All of this points to a very clear traditional understanding of mind-body-spirit integration.
This connection between the gut and our psychological state is so clearly demonstrated in anxiety and tension. When we are anxious our gut is tense, acidic and its microbes unbalanced. Our heartbeat is not integrated. Our breath is uncomfortable. Our brains are over-stimulated and it is difficult to think straight. We may sweat or shake or feel nauseous.
Most spiritual traditions teach the same quick and efficient way to manage that horrible state. It is very simple: belly breaths. These are soft, slow and calm breaths down into the abdomen. Just two or three soft breaths can work wonders.
These gentle abdominal breaths send reassuring messages through our neuro-endocrinal system. They are a signal that we are in control and consciously self-managing. Get your abdomen to be at ease – and it will ripple through your whole body, calming your heart, breath and brain.

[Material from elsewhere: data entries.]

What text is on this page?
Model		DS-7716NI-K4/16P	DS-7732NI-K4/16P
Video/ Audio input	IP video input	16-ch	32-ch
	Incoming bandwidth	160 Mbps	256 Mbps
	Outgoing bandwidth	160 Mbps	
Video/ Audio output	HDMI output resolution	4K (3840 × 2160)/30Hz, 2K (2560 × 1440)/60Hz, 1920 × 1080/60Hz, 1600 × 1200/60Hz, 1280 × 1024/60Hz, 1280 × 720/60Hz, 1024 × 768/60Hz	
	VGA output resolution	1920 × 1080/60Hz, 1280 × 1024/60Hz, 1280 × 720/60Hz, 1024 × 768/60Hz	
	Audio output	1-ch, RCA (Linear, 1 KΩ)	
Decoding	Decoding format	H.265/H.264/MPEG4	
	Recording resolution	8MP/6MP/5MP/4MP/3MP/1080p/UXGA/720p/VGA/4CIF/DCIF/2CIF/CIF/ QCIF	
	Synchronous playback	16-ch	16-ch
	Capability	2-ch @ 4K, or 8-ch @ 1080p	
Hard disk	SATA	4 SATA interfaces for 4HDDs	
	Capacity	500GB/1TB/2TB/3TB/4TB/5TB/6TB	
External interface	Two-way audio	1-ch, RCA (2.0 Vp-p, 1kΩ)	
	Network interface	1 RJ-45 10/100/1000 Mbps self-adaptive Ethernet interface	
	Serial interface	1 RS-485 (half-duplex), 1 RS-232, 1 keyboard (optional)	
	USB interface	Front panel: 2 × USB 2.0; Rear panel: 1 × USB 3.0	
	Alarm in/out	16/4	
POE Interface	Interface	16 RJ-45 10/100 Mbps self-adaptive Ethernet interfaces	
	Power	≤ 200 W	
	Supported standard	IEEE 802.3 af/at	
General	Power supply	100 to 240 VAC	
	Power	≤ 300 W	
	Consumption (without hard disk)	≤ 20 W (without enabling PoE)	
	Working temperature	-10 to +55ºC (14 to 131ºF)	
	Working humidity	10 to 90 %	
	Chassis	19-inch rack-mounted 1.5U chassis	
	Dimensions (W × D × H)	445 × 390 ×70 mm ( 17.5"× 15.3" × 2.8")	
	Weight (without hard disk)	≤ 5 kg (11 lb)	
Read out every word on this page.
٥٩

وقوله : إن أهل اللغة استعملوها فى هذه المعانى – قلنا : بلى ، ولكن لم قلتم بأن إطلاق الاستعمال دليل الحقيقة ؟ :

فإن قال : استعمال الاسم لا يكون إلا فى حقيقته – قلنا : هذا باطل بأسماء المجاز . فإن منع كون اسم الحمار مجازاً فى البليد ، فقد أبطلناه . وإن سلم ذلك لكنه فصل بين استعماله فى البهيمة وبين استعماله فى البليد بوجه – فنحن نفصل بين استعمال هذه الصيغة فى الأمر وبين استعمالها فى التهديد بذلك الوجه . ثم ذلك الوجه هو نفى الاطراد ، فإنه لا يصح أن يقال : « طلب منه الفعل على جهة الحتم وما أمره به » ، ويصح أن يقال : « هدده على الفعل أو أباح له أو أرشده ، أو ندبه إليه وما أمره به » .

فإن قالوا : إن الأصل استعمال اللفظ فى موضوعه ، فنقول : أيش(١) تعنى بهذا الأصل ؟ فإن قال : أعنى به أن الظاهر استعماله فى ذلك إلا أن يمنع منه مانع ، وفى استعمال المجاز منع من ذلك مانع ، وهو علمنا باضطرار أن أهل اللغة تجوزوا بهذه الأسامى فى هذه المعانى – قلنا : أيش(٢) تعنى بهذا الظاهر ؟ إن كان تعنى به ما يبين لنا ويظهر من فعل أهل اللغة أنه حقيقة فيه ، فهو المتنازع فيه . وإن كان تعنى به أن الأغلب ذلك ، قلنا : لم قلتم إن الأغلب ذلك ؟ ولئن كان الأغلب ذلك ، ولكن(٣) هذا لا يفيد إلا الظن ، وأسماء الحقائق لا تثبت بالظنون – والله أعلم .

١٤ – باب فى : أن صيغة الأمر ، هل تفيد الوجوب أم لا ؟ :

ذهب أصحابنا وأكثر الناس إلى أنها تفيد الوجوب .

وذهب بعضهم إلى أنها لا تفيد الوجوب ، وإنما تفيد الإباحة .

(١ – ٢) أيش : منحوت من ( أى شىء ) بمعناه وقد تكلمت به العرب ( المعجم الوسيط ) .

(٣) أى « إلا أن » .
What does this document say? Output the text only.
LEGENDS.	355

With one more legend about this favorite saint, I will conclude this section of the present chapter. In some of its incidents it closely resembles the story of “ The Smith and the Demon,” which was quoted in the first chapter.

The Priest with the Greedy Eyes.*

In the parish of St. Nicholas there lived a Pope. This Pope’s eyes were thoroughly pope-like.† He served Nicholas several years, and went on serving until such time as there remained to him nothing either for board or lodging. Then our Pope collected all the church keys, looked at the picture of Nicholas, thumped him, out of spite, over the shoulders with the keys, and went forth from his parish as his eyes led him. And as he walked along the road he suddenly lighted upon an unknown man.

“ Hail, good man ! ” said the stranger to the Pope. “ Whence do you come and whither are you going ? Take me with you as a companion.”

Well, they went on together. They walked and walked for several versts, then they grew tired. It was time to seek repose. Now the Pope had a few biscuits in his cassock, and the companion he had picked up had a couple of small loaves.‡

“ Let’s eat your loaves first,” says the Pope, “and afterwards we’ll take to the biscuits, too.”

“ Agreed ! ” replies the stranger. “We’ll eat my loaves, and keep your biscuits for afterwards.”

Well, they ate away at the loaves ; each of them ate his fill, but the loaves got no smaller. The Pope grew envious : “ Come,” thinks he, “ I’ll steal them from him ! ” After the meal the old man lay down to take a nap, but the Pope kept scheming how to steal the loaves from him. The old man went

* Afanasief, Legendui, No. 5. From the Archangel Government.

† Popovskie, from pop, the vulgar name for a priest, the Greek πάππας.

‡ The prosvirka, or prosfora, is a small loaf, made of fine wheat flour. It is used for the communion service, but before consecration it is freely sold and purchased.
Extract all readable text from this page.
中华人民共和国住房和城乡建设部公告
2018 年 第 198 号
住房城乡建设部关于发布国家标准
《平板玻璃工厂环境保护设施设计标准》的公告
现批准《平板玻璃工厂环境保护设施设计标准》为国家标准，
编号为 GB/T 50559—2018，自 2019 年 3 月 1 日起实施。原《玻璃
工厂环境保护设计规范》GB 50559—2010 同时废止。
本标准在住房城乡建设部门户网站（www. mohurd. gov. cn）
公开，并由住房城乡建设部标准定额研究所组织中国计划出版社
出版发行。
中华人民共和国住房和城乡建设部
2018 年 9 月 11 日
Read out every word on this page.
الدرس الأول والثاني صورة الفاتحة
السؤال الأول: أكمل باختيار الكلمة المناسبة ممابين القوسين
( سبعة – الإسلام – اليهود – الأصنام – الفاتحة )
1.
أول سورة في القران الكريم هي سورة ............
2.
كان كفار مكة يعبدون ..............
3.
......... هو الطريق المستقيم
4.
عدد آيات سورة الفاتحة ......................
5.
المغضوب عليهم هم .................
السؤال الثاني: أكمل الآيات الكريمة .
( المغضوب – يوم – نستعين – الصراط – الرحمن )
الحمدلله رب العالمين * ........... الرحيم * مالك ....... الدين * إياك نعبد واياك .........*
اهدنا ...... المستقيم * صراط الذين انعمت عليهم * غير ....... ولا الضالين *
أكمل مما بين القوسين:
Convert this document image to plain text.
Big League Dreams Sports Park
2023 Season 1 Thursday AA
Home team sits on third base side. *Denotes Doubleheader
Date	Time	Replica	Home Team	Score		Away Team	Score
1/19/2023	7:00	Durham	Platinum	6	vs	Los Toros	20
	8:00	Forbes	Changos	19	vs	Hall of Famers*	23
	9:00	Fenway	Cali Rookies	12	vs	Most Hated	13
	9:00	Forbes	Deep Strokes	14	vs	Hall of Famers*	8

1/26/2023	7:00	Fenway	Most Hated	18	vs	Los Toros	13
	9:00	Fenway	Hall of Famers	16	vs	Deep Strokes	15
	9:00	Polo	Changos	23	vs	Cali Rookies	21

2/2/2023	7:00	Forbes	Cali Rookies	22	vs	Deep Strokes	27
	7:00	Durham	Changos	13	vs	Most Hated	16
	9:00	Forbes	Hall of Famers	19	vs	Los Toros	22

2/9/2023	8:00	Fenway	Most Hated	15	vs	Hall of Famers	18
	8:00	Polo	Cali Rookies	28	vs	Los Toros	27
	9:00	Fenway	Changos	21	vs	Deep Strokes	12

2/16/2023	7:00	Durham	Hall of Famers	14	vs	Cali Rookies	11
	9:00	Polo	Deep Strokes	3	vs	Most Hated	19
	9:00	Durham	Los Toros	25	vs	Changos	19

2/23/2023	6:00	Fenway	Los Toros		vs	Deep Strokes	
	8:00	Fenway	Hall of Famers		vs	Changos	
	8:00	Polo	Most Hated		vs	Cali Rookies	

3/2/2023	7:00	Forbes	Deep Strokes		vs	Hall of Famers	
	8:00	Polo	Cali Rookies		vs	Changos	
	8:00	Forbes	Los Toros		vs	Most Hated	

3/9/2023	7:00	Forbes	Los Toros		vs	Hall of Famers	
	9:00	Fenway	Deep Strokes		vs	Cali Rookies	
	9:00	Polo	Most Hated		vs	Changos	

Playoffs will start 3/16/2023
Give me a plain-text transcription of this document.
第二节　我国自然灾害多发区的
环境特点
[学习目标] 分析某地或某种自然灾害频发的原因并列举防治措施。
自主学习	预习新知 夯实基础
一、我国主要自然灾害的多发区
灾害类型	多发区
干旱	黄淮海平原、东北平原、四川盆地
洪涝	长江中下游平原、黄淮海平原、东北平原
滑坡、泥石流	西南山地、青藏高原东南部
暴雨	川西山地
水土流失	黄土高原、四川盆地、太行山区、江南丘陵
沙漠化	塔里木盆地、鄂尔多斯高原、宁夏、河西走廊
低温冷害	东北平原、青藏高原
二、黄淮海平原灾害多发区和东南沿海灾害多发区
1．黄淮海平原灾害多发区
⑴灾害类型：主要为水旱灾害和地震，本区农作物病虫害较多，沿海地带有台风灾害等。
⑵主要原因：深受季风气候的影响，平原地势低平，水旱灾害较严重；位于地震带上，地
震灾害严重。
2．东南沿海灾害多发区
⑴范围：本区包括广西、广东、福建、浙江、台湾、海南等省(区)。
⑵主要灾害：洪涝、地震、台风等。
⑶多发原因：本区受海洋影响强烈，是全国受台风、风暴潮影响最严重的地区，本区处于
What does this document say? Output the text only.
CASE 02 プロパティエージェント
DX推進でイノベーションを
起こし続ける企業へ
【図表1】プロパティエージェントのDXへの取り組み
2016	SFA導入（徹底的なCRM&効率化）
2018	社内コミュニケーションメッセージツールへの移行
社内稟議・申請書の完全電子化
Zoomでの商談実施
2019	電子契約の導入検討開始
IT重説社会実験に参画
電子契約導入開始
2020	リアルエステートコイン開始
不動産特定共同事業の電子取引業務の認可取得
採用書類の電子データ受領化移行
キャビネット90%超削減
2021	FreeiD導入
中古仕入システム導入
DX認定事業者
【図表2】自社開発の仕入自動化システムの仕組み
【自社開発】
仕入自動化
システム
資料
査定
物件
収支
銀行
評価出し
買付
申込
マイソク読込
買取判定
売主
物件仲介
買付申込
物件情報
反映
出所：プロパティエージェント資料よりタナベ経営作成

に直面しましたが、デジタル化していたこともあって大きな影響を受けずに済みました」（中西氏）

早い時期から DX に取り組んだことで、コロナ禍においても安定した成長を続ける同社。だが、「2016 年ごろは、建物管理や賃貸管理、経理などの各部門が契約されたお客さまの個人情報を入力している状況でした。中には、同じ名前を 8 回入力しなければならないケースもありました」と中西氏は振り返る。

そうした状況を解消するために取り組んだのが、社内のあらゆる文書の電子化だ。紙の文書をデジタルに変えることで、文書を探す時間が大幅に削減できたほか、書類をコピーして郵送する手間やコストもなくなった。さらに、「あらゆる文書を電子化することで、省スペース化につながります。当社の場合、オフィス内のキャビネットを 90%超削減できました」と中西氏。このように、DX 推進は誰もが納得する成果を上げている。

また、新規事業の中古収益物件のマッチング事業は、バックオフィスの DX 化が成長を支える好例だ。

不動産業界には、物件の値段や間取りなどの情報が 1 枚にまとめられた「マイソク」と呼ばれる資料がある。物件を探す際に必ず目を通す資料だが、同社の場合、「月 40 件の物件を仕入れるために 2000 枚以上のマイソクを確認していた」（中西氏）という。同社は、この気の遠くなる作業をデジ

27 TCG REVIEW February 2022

But for me there is more to it than just the physical and mental wellbeing. There is also an important spiritual dimension. This is the crucial concept that the spiritual purpose of being human is to manifest love and compassion, and to become fully mindful and conscious. I am sure that many of my readers align with this philosophy: we are here to embody love.
And one thing is certain. If we are a bag of nerves, dealing with the frantic arousals of survival and anxiety, we cannot fulfil this spiritual purpose. On the contrary, we need a calm foundation, a gut that is at peace.
Our bodies need to be at ease so that we are oases of calm and blessing in a wounded world. So whenever you can and whenever you need, remember the universal strategy taught for millennia across the world: Gentle, slow, soft breaths down into the belly. Just two or three soft breaths can shift the mood. This is good for your health, your spiritual growth and everyone around you.